まだやれる!を信じて生きる人々を描く奇跡の物語。
緑色の大きな目をした、やけにヒゲの長い猫だった。離婚を機に故郷根古万知に戻った愛美は、この灰色の拾い猫をノンちゃんと名付け、飼うことに。町名をもじって「ねこまち」と呼ばれるシャッター商店街の再活性化を狙い、ノンちゃんは一日駅長を務めることになる。すると、これが話題になり、ノンちゃん見たさに駅は大賑わい、町も観光客で活気を取り戻す。ところが……。

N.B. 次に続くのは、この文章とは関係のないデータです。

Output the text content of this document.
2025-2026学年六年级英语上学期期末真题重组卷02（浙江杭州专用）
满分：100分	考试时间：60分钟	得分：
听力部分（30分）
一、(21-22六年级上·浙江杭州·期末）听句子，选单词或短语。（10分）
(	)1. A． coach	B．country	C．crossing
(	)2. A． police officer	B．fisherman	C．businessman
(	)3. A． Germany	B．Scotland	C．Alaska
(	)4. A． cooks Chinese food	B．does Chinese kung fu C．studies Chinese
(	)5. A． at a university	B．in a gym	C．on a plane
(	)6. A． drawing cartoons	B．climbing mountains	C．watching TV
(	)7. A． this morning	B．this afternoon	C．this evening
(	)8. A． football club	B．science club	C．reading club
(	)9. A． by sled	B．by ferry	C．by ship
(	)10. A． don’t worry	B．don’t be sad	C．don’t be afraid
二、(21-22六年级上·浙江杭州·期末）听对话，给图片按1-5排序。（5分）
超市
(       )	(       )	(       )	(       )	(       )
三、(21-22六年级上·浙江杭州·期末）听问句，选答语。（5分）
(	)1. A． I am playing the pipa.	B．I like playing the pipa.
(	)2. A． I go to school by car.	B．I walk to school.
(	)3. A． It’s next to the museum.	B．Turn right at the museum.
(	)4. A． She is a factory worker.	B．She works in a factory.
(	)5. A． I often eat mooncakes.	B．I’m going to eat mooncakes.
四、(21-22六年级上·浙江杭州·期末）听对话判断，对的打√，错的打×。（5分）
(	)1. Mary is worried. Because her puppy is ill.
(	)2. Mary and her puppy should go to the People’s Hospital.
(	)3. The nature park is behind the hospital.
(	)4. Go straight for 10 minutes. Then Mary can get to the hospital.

柴田よしきが描くのは、単なる猫との癒やしではありません。挫折を経験した人々が、一匹の猫を媒介に「再生」へ踏み出す瞬間の熱量を、著者は温かくも鋭い眼差しで掬い上げています。閉塞感漂う商店街が鮮やかな色彩を取り戻す過程は、読者の心に希望の灯をともす力強さに満ちています。 主人公の葛藤は、現代人の抱く焦燥そのものです。猫のノンちゃんは、単なるマスコットではなく、人々の眠っていた活力を引き出す鏡として描かれます。止まっていた時間が動き出す興奮と、繋がりの尊さ。本作は、誰しもが抱える「まだやれる」という祈りを肯定してくれる、瑞々しく情熱的な人間讃歌なのです。